On October 28, 2021, the November 2020 paper “Evaluating the scale, growth, and origins of right-wing echo chambers on YouTube” was cited in a hearing of the U.S. Senate Committee on Homeland Security and Governmental Affairs. Authored by PennMAP project lead Homa Hosseinmardi and co-authors Amir Ghasemian, Aaron Clauset, David Rothschild, Markus Mobius, and CSSLab Director Duncan Watts, the paper investigates claims that the YouTube recommendation algorithm systematically directs users towards radical right-wing content.
Last week’s Senate committee hearing examined social media platforms’ role in the amplification of domestic extremism and other harmful content. Among the expert witnesses was Dr. Nate Persily, Co-Director of the Stanford Cyber Policy Center and James B. McClathy Professor of Law at Stanford Law School, who emphasized the need for national transparency legislation targeted towards social media platforms. Citing Hosseinmardi et al.’s paper, he underscored the consequences of harmful online content and argued that it is crucial for “researchers, other than those tied to the profit-maximizing mission of [social media] firms, to get access to the data that will shed light on the most pressing questions related to the effects of social media on society.”

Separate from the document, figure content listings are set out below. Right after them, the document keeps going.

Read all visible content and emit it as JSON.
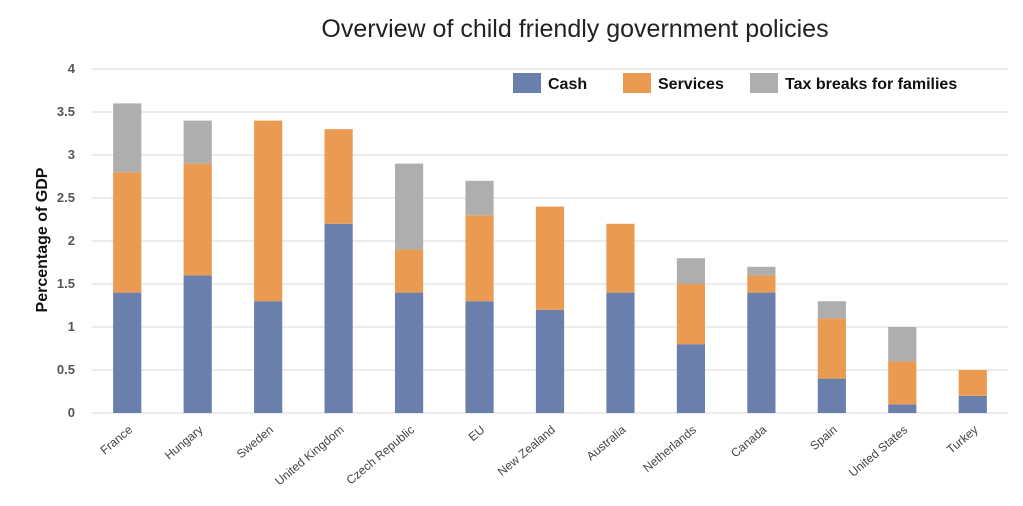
{
  "chart_data": {
    "type": "bar",
    "stacked": true,
    "title": "Overview of child friendly government policies",
    "xlabel": "",
    "ylabel": "Percentage of GDP",
    "ylim": [
      0,
      4
    ],
    "yticks": [
      "0",
      "0.5",
      "1",
      "1.5",
      "2",
      "2.5",
      "3",
      "3.5",
      "4"
    ],
    "grid": true,
    "legend_position": "top-right",
    "categories": [
      "France",
      "Hungary",
      "Sweden",
      "United Kingdom",
      "Czech Republic",
      "EU",
      "New Zealand",
      "Australia",
      "Netherlands",
      "Canada",
      "Spain",
      "United States",
      "Turkey"
    ],
    "series": [
      {
        "name": "Cash",
        "color": "#6a7fab",
        "values": [
          1.4,
          1.6,
          1.3,
          2.2,
          1.4,
          1.3,
          1.2,
          1.4,
          0.8,
          1.4,
          0.4,
          0.1,
          0.2
        ]
      },
      {
        "name": "Services",
        "color": "#eb9a52",
        "values": [
          1.4,
          1.3,
          2.1,
          1.1,
          0.5,
          1.0,
          1.2,
          0.8,
          0.7,
          0.2,
          0.7,
          0.5,
          0.3
        ]
      },
      {
        "name": "Tax breaks for families",
        "color": "#aeaeae",
        "values": [
          0.8,
          0.5,
          0.0,
          0.0,
          1.0,
          0.4,
          0.0,
          0.0,
          0.3,
          0.1,
          0.2,
          0.4,
          0.0
        ]
      }
    ]
  }
}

While Hosseinmardi et al.’s paper finds no evidence that the YouTube recommendation algorithm is directly to blame for radical echo chambers, it sheds light upon the size, intensity, and growth of these communities which resonates with calls for increased platform transparency. Using large-scale longitudinal data, the authors analyze YouTube’s role in the broader information ecosystem, finding that the platform largely reflects the tastes and intentions that users enter with.
After being initially released on arXiv in November 2020, their work was published in PNAS in August 2021 under the title “Examining the consumption of radical content on YouTube.”